Saturday, September 1, 2007

Jekyll & Hyde

It's good to have friends who read, because they do a lot of the legwork for you. One good friend and terrific reader recently told me he had read Dr. Jekyll and Mr. Hyde for the first time, in fact read Robert Louis Stevenson for the first time, while on vacation in Jamaica and was so mesmerized by it and so enchanted by the good writing he's now on to (what may have been more appropos in the first place) Treasure Island.

Now, it is not many who would take a misty and dark gothic horror to the beach. Yet fewer would be riveted while the sun plays on the waves and screaming children make sand castles but there you have it. But he spoke so highly this book has been on my list ever since. He once said to me, when I was complaining about how hard it is to find a really good book among any season's new releases, "Why do you waste your energy when there is so much that is tried, true and has passed the test of time?" He sent me on the path of Iris Murdoch, splendidly prolific and a rich vein should you like her work. Sigh. Back to Sue Grafton.

As I am still avoiding any book with anything to do with love (why o why is every damn book about love? honestly, as a culture we are obsessed with love. Why when there's so many of us are people still alone??) I took J&H with me to the country house where I do my best reading. It is back to school time at my local bookstore and there were piles of "classics" on the first table you trip on, prominent among them being this one and it seemed sort of a sign from God.

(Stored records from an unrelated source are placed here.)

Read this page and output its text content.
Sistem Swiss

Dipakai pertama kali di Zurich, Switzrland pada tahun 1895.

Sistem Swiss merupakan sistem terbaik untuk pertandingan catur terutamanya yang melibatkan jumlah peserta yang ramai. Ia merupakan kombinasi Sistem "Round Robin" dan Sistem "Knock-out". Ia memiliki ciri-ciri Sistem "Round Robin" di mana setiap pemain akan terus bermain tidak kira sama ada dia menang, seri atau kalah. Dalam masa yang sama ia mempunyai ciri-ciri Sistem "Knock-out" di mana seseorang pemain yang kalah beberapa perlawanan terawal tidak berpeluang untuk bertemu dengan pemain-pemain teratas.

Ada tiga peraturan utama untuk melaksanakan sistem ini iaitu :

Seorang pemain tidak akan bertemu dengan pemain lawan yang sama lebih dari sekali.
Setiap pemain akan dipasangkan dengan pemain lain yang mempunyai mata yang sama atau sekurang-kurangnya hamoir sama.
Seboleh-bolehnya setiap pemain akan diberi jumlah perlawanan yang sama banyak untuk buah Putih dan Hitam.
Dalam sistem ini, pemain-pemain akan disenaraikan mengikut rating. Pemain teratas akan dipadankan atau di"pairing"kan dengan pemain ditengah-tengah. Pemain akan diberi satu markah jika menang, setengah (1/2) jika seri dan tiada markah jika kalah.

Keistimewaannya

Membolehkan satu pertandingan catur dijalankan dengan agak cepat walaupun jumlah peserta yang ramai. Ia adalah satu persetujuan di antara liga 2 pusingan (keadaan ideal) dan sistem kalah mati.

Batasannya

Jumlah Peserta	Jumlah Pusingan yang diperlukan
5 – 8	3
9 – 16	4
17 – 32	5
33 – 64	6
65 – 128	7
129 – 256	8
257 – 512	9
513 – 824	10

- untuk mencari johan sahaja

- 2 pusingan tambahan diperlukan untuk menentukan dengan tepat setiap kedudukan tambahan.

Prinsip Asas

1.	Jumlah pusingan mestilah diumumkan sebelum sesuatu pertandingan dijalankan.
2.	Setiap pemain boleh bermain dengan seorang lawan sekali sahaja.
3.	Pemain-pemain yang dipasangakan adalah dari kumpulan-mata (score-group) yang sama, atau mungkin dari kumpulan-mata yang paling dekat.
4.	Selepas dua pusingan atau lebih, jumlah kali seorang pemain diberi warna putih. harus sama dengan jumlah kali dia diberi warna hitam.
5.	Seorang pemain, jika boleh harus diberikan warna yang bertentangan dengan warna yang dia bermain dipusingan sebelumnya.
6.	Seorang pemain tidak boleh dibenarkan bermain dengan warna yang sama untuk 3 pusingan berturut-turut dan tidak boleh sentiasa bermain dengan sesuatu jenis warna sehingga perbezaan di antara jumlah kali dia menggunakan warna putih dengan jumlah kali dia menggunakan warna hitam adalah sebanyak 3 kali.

Imagine my distress when I opened the book and discovered that it is one among SIX "books" in a rather narrow tome.

I asked Kristin, a publisher and whose house I was in, if this could possibly be right. Is Jekyll and Hyde a SHORT STORY??

"I have no idea I've never read Stevenson. Or Dickens. Let me look at the book," she said, helpfully. She read the copyright page and a few others that tell things to publishers and handed it back. "Ask Tom."

Now, Tom has been in publishing since Christ was a cowboy and all Kristin and Tom's homes are made tinier for being lined with every book ever published in this fair land. Even the bad ones. Of which there are, sadly, many. You'd think he'd know about so commonplace a "classic."

"I have no idea. Ask Rebecca," he said. Rebecca is sixteen and had no interest in this exchange, as she was deeply immersed in Blindness, a book I have never been able to make head nor tail of. I think it's about a bunch of people who go blind for some reason.

I was loathe to read a book that might be a fake, to spend the time on the wrong thing but plunged ahead anyway. My Reader had said the fascinating thing is Hyde (the scary one) freaks people out, they feel immediately cold and unsafe in his presence but there is virtually no description of what he looks like, he is faceless and amorphous.

In fact no one and nothing is much described in this novella, as I have learned it definitively is. The premise is interesting. Jekyll wants to obliterate his dark side, and so invents a potion that separates him from his monster. Hyde becomes his alter-ego, so that he is all good, the other is all bad. The problem is, as time goes on it is harder and harder to revert back to Jekyll, it takes more potion and more energy and more time until eventually Hyde is the ego, and Jekyll all but disappears.

Stunning to me is the psychological relevance of this -- and this, before Freud had committed a word to paper. Try to supress that which is negative and it will grow and destroy you. It will BECOME you. What you fear becoming is what you will be, if you cannot integrate and synthesize the pain of it. Think of what ensues with those who supress sexuality, or those who want to be seen as ONLY sweet-natured and then turn passive-aggressive and truly horrible. Interesting that this and other stories came out in the suppressive Victorian era. The artists were clear about the destruction they saw, and no one heard a word.

I liked also that the bad part could be hived off with a potion -- hello cocktail hour.

Fascinating really, essential reading for Psych 101.

Smart guy, this Stevenson.

1 comment:

Anonymous said...

While Stevenson and Dickens grab all the headlines of that time, a little known master and close friend of Dickens was the gifted Wilkie Collins. I highly recommend his masterwork The Moonstone, a dark, shocking, innovative thriller. T.S. Eliot described this extraordinary novel, which is still in print, as "the first, the longest, and the best of modern English detective novels...everything that is good in the modern story can be found in The Moonstone."

The book takes on an almost epistolary structure and deploys multiple narrators to tell this story of suspense and danger. It is a story of jewel theft, opium addiction, the occult, foreign intrigue and death.

Collins, a feminist and social commentator of his time, allows his protagonist detective to be uncharacteristically vulnerable for a Victorian hero.

If you like Jekyll and Hyde you will love The Moonstone. Some have called it the very finest detective story ever told. It paved the way for Sherlock Holmes.